Monday, July 30, 2007
Nothing...
Friday, July 27, 2007
Alluring
Himalayas!
Poets have sung its glory. Saints have sat in its caves and river banks. The seekers went and found their enlightenment. Village folks also live their life there, grazing cattle, cutting wood. Tourists go to stare in awe and wonder at the snowy peak. Trekkers climb and mountaineers try to conquer its heights. But for me, the sight of white snow against the black rocky slopes of the Himalayas, the blue sky behind and the sunshine adding to the aura never fail to send waves of joy, inspiring my being and lifting my spirits. Ever since I went the first time to Rishikesh, Uttar Kashi, Gangotri and Gomukh and the second time to Rishikesh, Badrinath, Kedarnath and Haridwar, it's always a feeling of wanting to go there again, of being there - though I wonder why.
I recently read in an article in The Hindu about why such places as the Himalayas, Kailash Manasarovar and many other places in the world that people visit for its spiritual power. The earth in those regions considered holy have a certain kind of free elements present abundantly. When the traveller enters the region, he is engulfed in its presence. There is an atomic exchange that happens. What I am goes out and what is there gets in to me. This is the secret of inspiring. Spire has its roots from Spirit and InSpire means to experience the spirit within.

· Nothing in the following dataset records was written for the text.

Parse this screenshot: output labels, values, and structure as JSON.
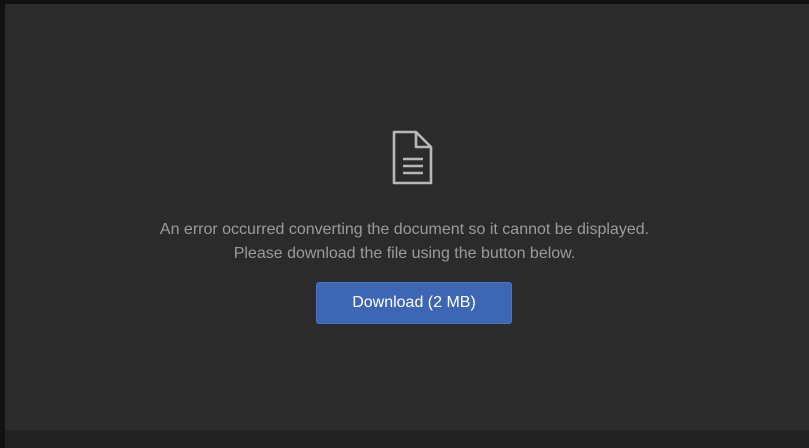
{
  "icon": "document-icon",
  "message": {
    "line1": "An error occurred converting the document so it cannot be displayed.",
    "line2": "Please download the file using the button below."
  },
  "download_button": {
    "label": "Download (2 MB)"
  },
  "colors": {
    "panel_background": "#2b2b2b",
    "outer_background": "#111111",
    "text": "#9b9b9b",
    "button": "#3d67b5",
    "icon": "#b8b8b8"
  }
}
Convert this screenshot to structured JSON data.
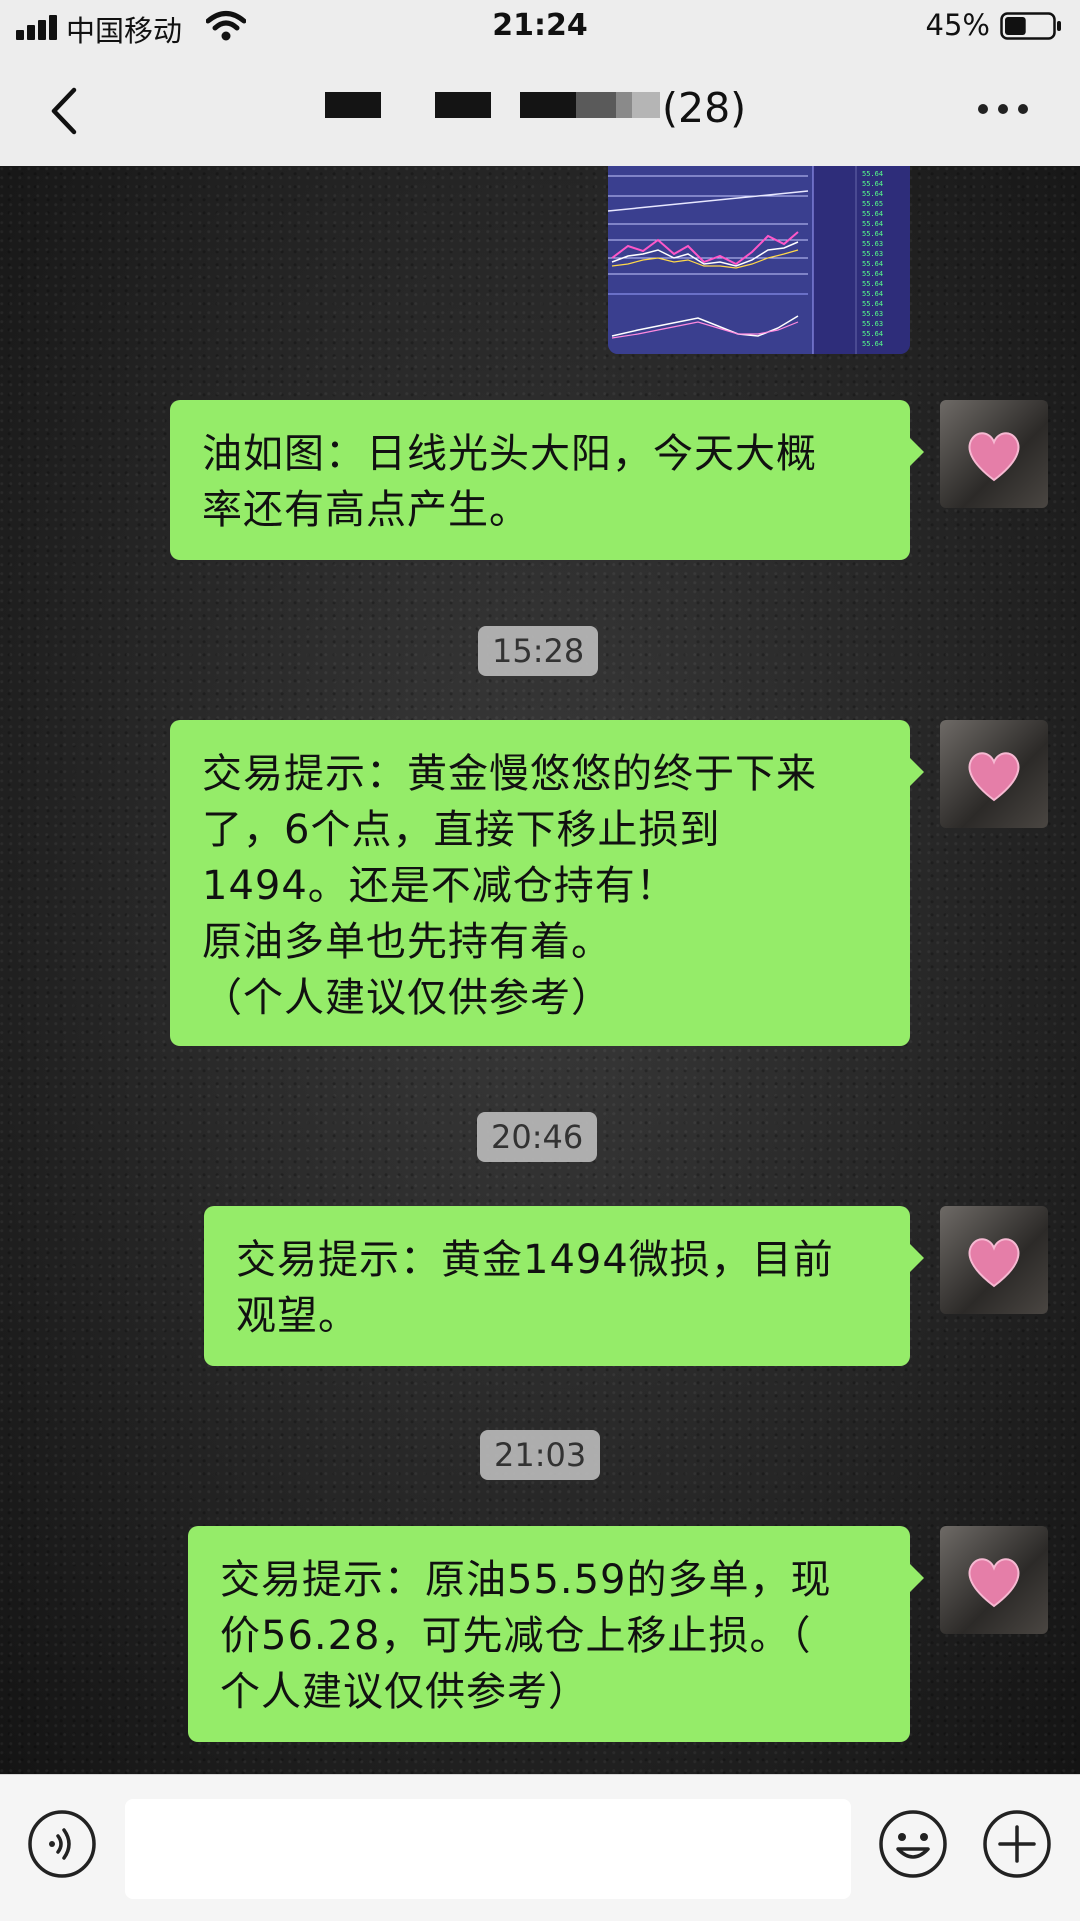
{
  "status_bar": {
    "carrier": "中国移动",
    "time": "21:24",
    "battery": "45%",
    "battery_level": 0.45
  },
  "nav": {
    "title_count": "(28)",
    "back_icon": "chevron-left-icon",
    "more_icon": "more-dots-icon"
  },
  "messages": [
    {
      "type": "image",
      "description_icon": "stock-chart-image"
    },
    {
      "type": "text",
      "lines": [
        "油如图：日线光头大阳，今天大概",
        "率还有高点产生。"
      ]
    },
    {
      "type": "time",
      "text": "15:28"
    },
    {
      "type": "text",
      "lines": [
        "交易提示：黄金慢悠悠的终于下来",
        "了，6个点，直接下移止损到",
        "1494。还是不减仓持有！",
        "原油多单也先持有着。",
        "（个人建议仅供参考）"
      ]
    },
    {
      "type": "time",
      "text": "20:46"
    },
    {
      "type": "text",
      "lines": [
        "交易提示：黄金1494微损，目前",
        "观望。"
      ]
    },
    {
      "type": "time",
      "text": "21:03"
    },
    {
      "type": "text",
      "lines": [
        "交易提示：原油55.59的多单，现",
        "价56.28，可先减仓上移止损。（",
        "个人建议仅供参考）"
      ]
    }
  ],
  "input_bar": {
    "voice_icon": "voice-icon",
    "emoji_icon": "emoji-icon",
    "plus_icon": "plus-icon",
    "input_value": ""
  },
  "colors": {
    "bubble": "#95ec69",
    "nav_bg": "#ededed",
    "chart_bg": "#2f2f7c"
  }
}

While it is not required that one can know the spirit only by visiting the Himalayas, what you see is what you are. In the crowded world out below, all we see is pollution, corruption, crowded thoughts assaulting from all around, disease, poverty and just about everything we do not want to be reminded of. But up there in the mountains, there is silence, space, nature, serenity, calmness and tranquility. So we become all that we see there. So it is a lure of the breathtaking heights that eternally draws me up there again and again....
Picture: The peaks of Kedarnath, behind the Jyotirlinga Temple.
Sunday, July 15, 2007
Sunday...
Pic:- The morning rays of the sun streaming through the temple dome atop Parvatamalai.
Tuesday, July 03, 2007
Sri Lanka
Just an hour from Chennai by flight, I reach a foreign capital. The Bandaranayake Airport's Green Channel welcomes me as a foreign national into a country that I feel very much at home. I am talking of Sri Lanka where I spent four five days recently.
Just like the green view of Kerala, there is nothing that I miss along the three-hour drive from Colombo to the hilly Kandy region. The Maruti 800, Alto and Wagon R, Bajaj Autorickshaws, Lanka Ashok Leyland Buses all go to make me feel that Sri Lanka is part of the Indian landmass, just separated by a stretch of water called the Indian Ocean. It has retained the essence of India. The name for a river in Sri Lanka is Ganga. So the Mahaweli river is called Mahaweli Ganga.
Everywhere I turn, there is a Buddha seated in meditation, around road bends, on top of hills and in the temples. Sri Lanka is a land where Buddha is celebrated with a national holiday on the new moon called Poya Day when the Buddha's teaching was supposed to have been brought.
The value of freedom of thought, speech and action - I learnt in Sri Lanka. Owing to the political situation, one has to carry their passport or the national identity card even while going on morning walk, to a temple or to buy something from the neigbouring shop!
I immensely breathed in the air of Sri Lanka. It felt good. Freedom is after all a state of mind and I wish all becomes well soon - for there is so much beauty that the whole world should know!